Derivative of a Summation up to 'n' wrt. 'n'

Question

If $$f(n)= \sum_{k=1}^n g(k)\space for \space n\in N$$ then can we find $f'(n) , \space i.e. its \space derivative\space wrt. \space 'n'?$

Just give me some reasons & correct me...

Answer 1

The derivative only really makes sense when taken with respect to a continuous variable. You normally interpret the upper limit as "$\lfloor n \rfloor$" if $n$ is continuous, so you can see that the derivative would be zero wherever it is defined (because the sum is constant on intervals $[n,n+1)$. Not interesting.

On the other hand, if you can find a closed form of this sum, you might be able to take the derivative of the extended function if it is interestingly differentiable.

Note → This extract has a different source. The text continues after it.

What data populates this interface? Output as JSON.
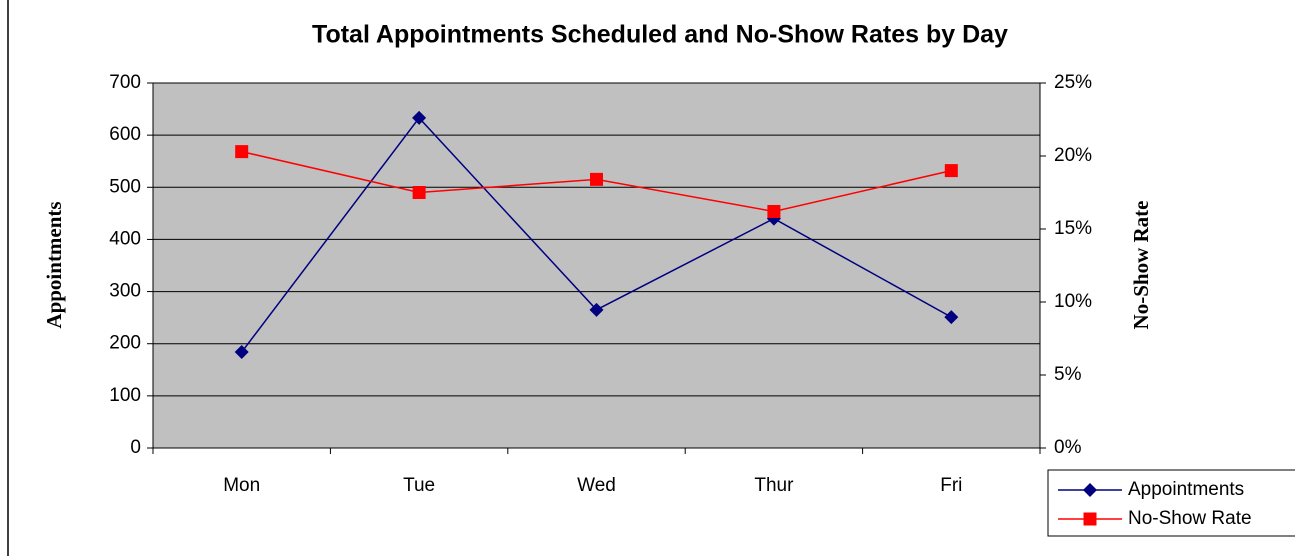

For example: suppose $g(n)=n!$ (factorial function). Normally, we only consider discrete values of $n$ ($0,1,2,\ldots$). However, this can be extended to the Gamma function as $n! = \Gamma(n+1)$, which you can differentiate on the positive reals.

Answer 2

One sees that, from this, if $f(n)$ can be made a differentiable function $f:\mathbb R\to\mathbb R$, and likewise $g(n)$ is differentiable, then,

$$f(n)=f(n-1)+g(n)$$

Differentiate and you get

$$f'(n)=f'(n-1)+g'(n)$$

And solving this,we get

$$f'(n)=f'(0)+\sum_{k=1}^ng'(k)$$

And without more information, I am unsure if more is concludable.

If $f$ is monotone, for example, you could approximate $f'(0)$ using finite differences.